KEY POINTS:
New Zealand Oil and Gas (NZOG) has reported full year revenues of $234.6 million, up from $4.2 million the year before due to earnings from the Tui area oilfields off the Taranaki coast.
The company has a 12.5 per cent holding in Tui, which provided $222.8 m in revenue for the year to the end of June. The information is included in an "activities report" released this morning for quarter ended June 30.
Tui began production almost exactly one year ago, on July 30, 2007, and so far had produced more than 15.2 million barrels of oil, NZOG said.
The field's initial proven and probable reserves were upgraded twice during the quarter; first to 47 million barrels and then to 50.1 million barrels.
For the three months to the end of June, NZOG's revenue was $80.9m.
Tui's expected production for the 2008/09 financial year had been upgraded from 6 to 9 million barrels of oil, of which NZOG's share would be 1.125 million barrels.
That would provide continuing strong revenue and cash flows ahead of commercial production starting in mid-2009 from the Kupe project, NZOG said.
A capital raising on the NZX this year completed during the June quarter, raised $190.8m.

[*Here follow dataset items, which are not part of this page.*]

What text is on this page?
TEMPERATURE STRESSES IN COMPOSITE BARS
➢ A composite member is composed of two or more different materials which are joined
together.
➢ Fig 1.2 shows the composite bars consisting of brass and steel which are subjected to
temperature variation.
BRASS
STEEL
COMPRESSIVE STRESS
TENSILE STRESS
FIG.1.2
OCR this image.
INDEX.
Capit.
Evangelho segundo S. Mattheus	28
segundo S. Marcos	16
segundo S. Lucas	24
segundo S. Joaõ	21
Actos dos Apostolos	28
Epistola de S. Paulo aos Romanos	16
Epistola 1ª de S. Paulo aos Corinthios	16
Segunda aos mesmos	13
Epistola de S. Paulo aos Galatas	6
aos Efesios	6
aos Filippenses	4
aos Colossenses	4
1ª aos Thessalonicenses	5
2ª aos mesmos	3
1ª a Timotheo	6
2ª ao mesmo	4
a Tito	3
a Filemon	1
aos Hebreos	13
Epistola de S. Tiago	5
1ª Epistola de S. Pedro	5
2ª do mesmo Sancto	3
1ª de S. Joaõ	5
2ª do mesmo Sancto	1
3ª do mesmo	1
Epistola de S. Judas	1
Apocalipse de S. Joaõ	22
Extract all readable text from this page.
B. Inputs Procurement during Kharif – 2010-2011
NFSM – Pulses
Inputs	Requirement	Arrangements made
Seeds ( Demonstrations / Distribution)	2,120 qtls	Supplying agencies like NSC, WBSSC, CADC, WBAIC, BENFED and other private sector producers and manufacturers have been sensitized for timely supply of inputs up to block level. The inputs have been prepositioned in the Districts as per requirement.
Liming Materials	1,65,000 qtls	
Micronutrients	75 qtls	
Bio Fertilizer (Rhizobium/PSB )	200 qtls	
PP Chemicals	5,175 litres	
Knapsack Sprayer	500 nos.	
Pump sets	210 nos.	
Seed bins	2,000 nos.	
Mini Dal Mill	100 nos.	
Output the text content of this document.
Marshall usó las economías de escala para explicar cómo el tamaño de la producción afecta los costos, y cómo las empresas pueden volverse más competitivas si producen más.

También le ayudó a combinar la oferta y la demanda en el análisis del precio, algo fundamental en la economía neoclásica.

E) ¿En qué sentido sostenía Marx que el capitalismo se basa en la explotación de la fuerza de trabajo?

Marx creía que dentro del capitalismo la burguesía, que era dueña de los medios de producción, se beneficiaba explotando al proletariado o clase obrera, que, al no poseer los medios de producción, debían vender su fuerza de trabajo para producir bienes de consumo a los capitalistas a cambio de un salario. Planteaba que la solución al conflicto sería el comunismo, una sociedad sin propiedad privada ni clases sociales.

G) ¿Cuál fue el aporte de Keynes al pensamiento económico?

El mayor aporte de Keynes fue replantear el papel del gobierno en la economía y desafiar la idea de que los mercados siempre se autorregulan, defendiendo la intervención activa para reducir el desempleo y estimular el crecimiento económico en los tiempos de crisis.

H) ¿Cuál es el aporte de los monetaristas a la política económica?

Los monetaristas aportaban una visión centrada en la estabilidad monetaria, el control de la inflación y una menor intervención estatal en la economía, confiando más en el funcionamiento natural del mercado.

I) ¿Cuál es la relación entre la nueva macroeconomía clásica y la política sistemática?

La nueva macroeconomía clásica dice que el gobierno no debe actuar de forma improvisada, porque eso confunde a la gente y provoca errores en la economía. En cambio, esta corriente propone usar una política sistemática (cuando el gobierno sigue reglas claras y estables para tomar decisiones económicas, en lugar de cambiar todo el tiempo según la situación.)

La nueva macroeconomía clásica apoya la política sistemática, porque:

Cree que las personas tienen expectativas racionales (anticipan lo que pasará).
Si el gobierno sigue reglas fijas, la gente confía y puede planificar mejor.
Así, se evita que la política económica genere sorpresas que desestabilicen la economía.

Along with the Tui revenue, that had contributed to a substantial cash balance.
"NZOG is on a very sound financial footing and we are focused on maximising value from our existing assets, as well as identifying attractive new investments," chief executive David Salisbury said.
"This includes looking beyond New Zealand, as the opportunities currently available here are too few to confidently satisfy our growth targets."
NZOG's full financial statements for the 2007/08 financial year will be released at the end of August.
NZOG's share price was up 8c in early trade today to $1.61, having ranged between $1.91 and 97c in the past year.